You do have to consider that - not all countries outside the USA are dictatorships. India, where quite a lot of US jobs are going, is one of the world's largest democracies, for example.

India, at least, has a rather long history of trade union activism to raise salaries - where needed. Right now, kids going into call centers are heavily overpaid, by indian standards ... enough for them to spend a lot of money on new clothes, fast cars, expensive restaurants and nightclubs ... if they stay in India.

If they save enough for a short holiday to the USA, their salaries start looking mighty small when converted to USD ($1 = INR 46.50).

American multinationals are escaping these responsibilities by going
overseas, because there are no environmental standards in many countries,
and there is no right to organize.

That might apply to (say) Nike (shoes made in Taiwan), or to Enron (which, when it was alive, tried to set up a large project in India, and ran into extensive allegations of bribery).

HOW does that apply to jobs in the computer software and/or call center industries?

A second point. America's advantage lies in its flexibility. Flexibility is

Shirley you mean "used to lie".

Not all currencies in the world are as overvalued as the USD, and so a lot of people can set up offshore operations that provide their employees with nearly the same living standards, at a far lower cost.. solely because of the massive difference in exchange rates.

1 USD = 7 HKD.  1 HKD = 6 INR.  1 USD = 46.50 INR.  Do the math.

We will only get it back by negotiating a level playing field on working
conditions, and by creating more competition within our own market.
Competition is what produces innovation, not monopoly.

What working conditions? You mean you will let call center operators in the USA earn enough that if they want, they can buy new and expensive clothes every other day, hang out in nightclubs etc? That is so very kind and generous of you, Dana.

Do keep in mind the assumption that a salary earned in India and spent in India is approximately worth 10x that salary, when earned / spent in the USA.

Though, as most kids just out of college <- typical call center new hires in India -> tend to live with their parents, all their salary, all USD 300..500 a month (or INR 15K..20K a month), is disposable income and when kids that age get themselves all that income, they tend to spend it. As a matter of fact, that same USD 500 a month will feed, house and clothe a middle class family for a month in India, with some left over.
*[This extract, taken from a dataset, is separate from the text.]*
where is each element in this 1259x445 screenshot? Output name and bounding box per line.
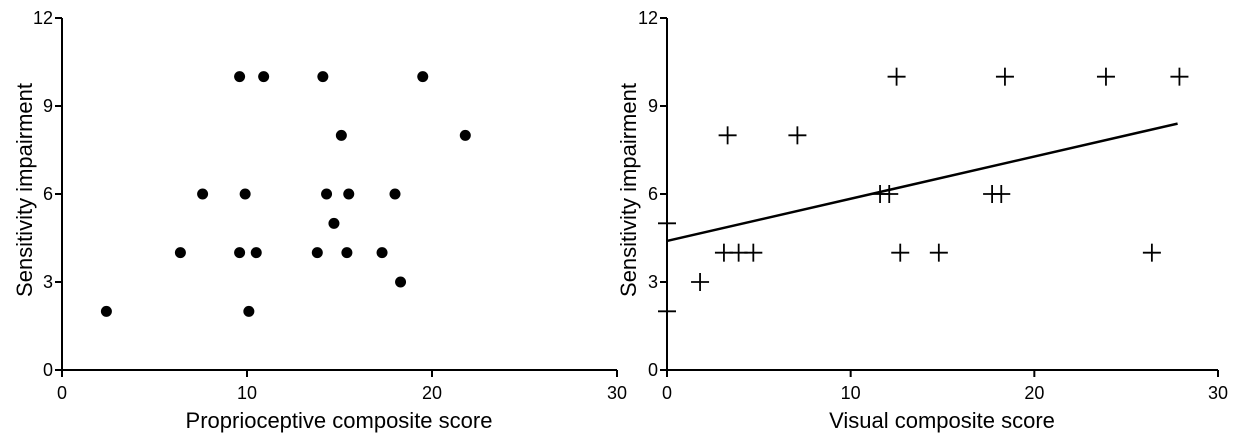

Stateside, if you get to live in a trailer and eat ramen, $500 might just be enough. For you alone. In India, that 20K salary is more or less equivalent to a USD 2K salary - which, in some cities, is fair enough for a small middle class family.

Oh - walk into a McDonalds or KFC in the USA, and then walk into one in India, and see how much they pay the burger flippers and the "stay here or take away? do you want to supersize that" counter salespersons in both places.

What makes it weird is that a Big Mac burger meal that'd cost USD 3 stateside would cost you INR 100 or more in India for a "Maharaja Mac" meal. That same INR 100, spent in a good restaurant in India, would buy you a meal with soup, naan bread, tandoori chicken tikka masala, pulao rice, dessert...

If you find me a place in the USA - say in Boston, where I just spent 3 months before returning to India - where I can get a full Indian lunch for about the same cost as a big mac, I'd be obliged to you.